Все хотят быть известными, даже больше, чем богатыми. Эта странная погоня за цифровыми сердечками в соцсетях весьма раздражает. Да и о какой популярности может идти речь?! Если ты - телка с крутыми сиськами, без комплексов, и умеешь себя эффектно преподнести в рамках цензуры, то ты обеспечена весьма внушительной аудиторией. Правда, проблема в том, что качество этой аудитории так себе. Да и что ты кроме фоток своего тела можешь дать верным подписчикам? Смысловая нагрузка стремится к нулю. Впрочем, смысловая нагрузка всего нашего существования стремится к нулю. Скорость, информативность и море сисек. Очень сложно найти то, что действительно нужно. Все стало данью моды, даже ненависть. Чертов негатив, и тот стал массово распространённым рекламным ходом. Мне грустно. Может бахнуть крылья и удалить инстаграм? Как выбраться из рабства гаджетов?

Мы сидели в уютном кафе с верандой и видом на одну из старейших улиц Москвы. Солнце лениво закатывалось за горизонт, нам нравилось молчать. Мои друзья не были лучшими представителями человеческой рода, но и не были полными козлами. Жили, плывя по течению, мечтая, и ровным счетом ничего не делая ни для других, ни для самих себя. Они были веселыми ребятами.

- Надоел ваш треп про машины и футбол, – сказал темноволосый.

- Опять ты за старое, – возмутился тот, у кого был нос с горбинкой.

- Нет, дружище, - темноволосый сделал паузу. - А помнишь, как мы …

Мы погрузились в пучину воспоминаний, связанную с алкоголем и безрассудством. Наша копилка полнилась из раза в раз такими воспоминаниями, ибо все заканчивалось одним и тем же.

Устав обсуждать былое, мы напились.

- Вот что тебя заставляет вставать по утрам? – слегка запинаясь, спросил шепелявый.
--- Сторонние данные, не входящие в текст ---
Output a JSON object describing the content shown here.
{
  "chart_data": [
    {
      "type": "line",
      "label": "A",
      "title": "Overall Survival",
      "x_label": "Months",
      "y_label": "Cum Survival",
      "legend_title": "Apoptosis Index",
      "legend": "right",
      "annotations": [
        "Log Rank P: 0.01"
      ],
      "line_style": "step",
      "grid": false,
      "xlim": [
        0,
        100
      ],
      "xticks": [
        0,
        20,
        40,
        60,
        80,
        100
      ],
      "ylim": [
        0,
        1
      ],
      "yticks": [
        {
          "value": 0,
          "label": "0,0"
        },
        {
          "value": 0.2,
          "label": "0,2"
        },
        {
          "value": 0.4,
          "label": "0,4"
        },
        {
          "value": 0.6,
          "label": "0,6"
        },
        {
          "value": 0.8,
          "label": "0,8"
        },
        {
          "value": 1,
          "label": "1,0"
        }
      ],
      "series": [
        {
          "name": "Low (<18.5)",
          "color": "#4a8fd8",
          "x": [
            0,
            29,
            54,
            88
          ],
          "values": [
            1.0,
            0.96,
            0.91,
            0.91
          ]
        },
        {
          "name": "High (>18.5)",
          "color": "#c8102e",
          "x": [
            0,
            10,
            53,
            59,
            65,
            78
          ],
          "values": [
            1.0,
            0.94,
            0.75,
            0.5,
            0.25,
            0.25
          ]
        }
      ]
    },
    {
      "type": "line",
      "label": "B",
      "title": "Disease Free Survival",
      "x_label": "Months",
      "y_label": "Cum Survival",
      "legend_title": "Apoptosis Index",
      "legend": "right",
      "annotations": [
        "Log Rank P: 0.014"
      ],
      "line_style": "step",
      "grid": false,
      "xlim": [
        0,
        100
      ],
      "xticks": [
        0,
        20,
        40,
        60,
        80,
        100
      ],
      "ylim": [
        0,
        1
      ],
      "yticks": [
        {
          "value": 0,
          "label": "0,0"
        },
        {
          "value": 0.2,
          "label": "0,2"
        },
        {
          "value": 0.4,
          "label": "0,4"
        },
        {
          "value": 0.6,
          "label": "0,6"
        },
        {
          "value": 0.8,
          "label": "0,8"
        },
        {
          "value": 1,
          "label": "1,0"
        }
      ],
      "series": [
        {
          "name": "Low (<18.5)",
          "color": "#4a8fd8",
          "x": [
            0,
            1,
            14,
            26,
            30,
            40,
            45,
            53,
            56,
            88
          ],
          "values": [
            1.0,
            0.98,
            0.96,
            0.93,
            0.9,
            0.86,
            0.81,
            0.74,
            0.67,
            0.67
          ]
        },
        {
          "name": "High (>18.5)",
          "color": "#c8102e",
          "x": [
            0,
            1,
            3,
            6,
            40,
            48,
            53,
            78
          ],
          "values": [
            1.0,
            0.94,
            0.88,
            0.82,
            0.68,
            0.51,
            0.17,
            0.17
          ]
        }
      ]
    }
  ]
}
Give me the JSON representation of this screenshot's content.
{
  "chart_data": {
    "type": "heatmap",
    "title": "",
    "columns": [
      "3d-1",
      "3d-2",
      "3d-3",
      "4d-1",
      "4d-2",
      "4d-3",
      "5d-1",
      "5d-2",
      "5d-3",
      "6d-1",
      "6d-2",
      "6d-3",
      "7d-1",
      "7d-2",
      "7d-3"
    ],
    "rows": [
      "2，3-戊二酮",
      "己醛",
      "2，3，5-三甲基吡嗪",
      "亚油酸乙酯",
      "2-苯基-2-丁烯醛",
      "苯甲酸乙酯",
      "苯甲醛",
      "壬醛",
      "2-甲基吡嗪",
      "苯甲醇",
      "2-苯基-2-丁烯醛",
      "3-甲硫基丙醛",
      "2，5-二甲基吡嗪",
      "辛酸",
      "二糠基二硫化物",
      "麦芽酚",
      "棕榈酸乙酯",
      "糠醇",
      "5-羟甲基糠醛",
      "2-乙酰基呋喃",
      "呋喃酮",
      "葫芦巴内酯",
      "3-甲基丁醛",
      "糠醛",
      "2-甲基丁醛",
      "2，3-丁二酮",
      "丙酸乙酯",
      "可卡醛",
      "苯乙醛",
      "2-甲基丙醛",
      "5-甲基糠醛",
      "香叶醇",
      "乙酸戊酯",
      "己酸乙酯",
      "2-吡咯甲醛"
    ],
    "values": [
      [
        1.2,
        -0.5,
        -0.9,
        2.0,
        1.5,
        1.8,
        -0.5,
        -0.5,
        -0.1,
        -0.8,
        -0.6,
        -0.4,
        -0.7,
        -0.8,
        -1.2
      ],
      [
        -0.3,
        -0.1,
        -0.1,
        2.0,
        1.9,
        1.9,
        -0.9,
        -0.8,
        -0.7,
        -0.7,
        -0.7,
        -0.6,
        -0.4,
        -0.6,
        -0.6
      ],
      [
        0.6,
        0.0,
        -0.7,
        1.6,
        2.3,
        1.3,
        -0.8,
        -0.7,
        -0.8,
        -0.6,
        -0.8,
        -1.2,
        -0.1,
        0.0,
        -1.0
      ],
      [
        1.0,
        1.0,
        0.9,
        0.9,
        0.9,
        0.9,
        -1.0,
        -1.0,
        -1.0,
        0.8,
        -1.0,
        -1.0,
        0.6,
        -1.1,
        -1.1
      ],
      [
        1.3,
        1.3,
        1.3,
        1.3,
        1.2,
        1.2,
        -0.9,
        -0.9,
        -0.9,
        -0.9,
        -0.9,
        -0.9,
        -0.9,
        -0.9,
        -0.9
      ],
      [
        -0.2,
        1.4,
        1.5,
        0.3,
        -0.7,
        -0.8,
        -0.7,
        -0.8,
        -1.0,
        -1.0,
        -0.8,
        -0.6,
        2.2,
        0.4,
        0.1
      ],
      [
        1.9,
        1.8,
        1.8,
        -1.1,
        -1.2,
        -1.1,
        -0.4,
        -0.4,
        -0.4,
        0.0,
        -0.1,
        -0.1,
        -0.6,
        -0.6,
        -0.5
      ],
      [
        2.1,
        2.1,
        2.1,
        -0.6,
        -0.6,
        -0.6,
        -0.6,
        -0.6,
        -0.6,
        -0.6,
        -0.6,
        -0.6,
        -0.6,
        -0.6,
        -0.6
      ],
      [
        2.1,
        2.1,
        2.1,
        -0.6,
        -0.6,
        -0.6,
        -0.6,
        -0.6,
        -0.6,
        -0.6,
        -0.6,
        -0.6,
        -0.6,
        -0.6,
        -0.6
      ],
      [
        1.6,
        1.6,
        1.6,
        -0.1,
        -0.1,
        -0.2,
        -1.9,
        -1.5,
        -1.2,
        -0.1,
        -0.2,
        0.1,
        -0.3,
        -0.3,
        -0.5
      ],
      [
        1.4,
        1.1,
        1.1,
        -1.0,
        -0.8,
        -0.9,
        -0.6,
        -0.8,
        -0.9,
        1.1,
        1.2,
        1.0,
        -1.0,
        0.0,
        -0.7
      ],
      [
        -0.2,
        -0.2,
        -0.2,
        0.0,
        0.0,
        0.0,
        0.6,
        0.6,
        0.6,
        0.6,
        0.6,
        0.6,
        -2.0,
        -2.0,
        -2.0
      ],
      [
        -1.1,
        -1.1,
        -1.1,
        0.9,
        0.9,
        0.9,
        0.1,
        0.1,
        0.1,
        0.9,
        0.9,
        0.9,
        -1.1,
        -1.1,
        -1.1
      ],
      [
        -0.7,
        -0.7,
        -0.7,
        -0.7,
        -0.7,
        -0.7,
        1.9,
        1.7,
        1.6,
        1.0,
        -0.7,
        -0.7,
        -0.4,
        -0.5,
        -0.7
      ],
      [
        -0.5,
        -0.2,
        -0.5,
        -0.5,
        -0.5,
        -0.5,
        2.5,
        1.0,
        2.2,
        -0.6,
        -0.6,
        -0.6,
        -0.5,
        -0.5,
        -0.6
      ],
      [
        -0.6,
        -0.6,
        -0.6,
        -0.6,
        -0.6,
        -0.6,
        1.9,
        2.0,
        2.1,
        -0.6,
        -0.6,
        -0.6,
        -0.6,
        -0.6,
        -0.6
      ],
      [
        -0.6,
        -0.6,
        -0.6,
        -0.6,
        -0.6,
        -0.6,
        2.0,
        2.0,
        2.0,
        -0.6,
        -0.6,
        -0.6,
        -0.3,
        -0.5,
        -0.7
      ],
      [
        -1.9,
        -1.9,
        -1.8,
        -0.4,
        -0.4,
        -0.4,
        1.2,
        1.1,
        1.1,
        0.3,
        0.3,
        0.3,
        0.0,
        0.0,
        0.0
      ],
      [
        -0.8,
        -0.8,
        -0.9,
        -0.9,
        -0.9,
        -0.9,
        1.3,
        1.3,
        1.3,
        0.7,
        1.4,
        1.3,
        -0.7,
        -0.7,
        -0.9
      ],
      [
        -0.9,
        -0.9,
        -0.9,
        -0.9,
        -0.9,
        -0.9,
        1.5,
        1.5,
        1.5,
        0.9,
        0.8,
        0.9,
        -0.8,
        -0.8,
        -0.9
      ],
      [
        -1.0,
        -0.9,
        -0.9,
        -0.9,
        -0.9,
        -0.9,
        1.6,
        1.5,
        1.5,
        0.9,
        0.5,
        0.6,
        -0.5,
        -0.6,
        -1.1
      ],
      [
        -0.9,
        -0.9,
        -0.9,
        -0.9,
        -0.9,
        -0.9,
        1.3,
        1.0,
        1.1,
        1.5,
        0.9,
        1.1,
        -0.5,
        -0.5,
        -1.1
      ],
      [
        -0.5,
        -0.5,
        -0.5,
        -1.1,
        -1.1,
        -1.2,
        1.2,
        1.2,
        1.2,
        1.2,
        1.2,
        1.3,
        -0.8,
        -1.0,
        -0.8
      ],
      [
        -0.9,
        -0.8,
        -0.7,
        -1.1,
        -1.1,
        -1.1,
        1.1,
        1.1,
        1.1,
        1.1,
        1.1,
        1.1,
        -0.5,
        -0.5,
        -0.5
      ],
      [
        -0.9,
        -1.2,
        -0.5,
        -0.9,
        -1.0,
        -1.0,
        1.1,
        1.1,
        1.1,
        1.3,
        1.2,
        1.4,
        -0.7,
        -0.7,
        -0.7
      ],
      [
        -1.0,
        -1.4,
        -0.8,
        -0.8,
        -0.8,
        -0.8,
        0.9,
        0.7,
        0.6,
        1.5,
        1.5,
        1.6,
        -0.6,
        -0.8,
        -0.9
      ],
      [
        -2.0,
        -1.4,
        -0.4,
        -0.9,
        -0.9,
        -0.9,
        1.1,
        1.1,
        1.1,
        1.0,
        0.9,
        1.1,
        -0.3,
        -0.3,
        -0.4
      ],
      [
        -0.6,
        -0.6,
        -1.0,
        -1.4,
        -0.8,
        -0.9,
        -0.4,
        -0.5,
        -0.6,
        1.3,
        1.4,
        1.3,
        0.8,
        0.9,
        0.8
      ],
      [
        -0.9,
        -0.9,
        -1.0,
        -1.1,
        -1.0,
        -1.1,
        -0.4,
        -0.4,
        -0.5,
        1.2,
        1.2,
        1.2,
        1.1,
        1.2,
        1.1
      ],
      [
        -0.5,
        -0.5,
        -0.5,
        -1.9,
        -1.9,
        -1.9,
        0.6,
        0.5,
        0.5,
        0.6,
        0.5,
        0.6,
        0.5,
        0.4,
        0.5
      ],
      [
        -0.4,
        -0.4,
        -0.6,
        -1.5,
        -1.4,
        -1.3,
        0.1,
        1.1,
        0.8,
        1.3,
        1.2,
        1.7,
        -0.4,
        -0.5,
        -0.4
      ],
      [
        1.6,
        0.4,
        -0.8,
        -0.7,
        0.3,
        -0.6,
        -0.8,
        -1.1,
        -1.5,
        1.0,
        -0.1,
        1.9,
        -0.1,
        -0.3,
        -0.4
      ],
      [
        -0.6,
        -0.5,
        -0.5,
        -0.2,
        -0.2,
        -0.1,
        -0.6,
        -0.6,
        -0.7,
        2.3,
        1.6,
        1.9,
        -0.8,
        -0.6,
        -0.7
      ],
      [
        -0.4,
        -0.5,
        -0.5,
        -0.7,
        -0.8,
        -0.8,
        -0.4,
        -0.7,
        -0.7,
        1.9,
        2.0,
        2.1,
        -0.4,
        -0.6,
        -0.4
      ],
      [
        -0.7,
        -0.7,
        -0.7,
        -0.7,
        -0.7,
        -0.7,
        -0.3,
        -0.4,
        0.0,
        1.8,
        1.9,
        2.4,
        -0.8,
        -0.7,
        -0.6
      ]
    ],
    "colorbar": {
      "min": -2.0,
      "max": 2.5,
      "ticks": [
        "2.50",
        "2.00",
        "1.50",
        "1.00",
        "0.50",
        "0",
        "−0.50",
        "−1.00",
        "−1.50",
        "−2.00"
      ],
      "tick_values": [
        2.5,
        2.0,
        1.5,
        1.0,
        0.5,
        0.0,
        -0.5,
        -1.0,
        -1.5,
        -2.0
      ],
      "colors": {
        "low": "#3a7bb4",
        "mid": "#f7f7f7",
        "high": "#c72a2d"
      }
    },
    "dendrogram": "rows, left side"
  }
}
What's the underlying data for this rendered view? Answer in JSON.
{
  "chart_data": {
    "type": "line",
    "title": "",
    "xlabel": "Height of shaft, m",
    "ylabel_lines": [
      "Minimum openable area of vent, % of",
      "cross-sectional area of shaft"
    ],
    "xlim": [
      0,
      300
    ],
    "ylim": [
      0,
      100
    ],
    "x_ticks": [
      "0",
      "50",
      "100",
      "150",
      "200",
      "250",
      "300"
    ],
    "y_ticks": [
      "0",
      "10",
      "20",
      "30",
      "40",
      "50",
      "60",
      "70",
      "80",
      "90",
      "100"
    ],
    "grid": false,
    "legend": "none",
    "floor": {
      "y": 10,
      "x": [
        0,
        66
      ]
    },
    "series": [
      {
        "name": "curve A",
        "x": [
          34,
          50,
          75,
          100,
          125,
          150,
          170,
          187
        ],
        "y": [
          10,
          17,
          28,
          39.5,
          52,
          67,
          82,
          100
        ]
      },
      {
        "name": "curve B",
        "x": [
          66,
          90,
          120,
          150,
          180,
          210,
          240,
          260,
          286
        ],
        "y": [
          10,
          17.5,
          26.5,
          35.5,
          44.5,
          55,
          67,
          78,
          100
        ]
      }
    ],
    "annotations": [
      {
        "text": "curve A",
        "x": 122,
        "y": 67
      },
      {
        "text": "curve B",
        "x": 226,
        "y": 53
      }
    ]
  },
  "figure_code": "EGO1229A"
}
- Это ты кому? – уточнил я.

- Да всем, господа, - (он икнул, он всегда икал, когда много пил).

- Желание не сдохнуть с голода, – ответил парень с горбинкой.

Все многозначительно покивали, устремив взгляды внутрь себя и рассматривая варианты повеситься.

- Скажи мне, друг, - смуглолицый обратился ко мне («Понеслось, - подумал я, - опять начнут загоняться по «крыльям»). – Ты веришь, что они, – он показал на небо, – попадают в Рай?

Все смотрели на меня с надеждой. Будто я эксперт, будто я Петр с ключами от Рая.

- Это сложно для моего понимания, – ответил я. – Я одновременно и верю, и нет. Так проще, так я ни в чем не разочаруюсь. Я ставлю на оба цвета, чтоб не сойти с ума.

- Но так нельзя! – воскликнул тот, у кого нос с горбинкой.

- Почему? – возразил шепелявый. (Он все пил и пил, и поэтому говорил громче всех). - Мы все боимся разочарования больше, чем верим в успех или Бога. Мы..., - он запнулся, подбирая слова, - патологические неудачники, боящиеся поставить все на то, во что верим. Ведь ты либо веришь, либо нет, а дуализм ситуации - просто придуманная химера тех, кто слаб духом. – Не ожидал, что он выговорит, но шепелявый был филологом (бульварный журналюга с набором комплексов и самобичеванием по пьяни). - В глубине души ты знаешь правильный ответ. Правильный для себя, но боишься в нем признаться, и потому ничего хорошего от жизни ждать не стоит.

- Е…., ты психолог, – засмеялся темноволосый.

Все посмеялись и как-то погрустнели.

- Мы все состоим из атомов, поэтому не стоит придумывать себе душу, – продолжил заунывную тему смуглолицый.

- Да? – возразил шепелявый. Он улыбался. – А почему же тебе так хреново в твоем Мерседесе Амге и трешкой на Соколе? А? Атомы как-то не так сошлись?

- Атомы здесь ни при чем, – зло возразил смугляш. – Здесь, здесь другое. ( Затем он осекся, махнул рукой и вышел из-за стола.)

- Ну, вот опять, - подытожил парень с горбинкой.

Мы наслаждались вечером. Камни на камнях стояли сотни лет, чтобы мы могли смотреть на них.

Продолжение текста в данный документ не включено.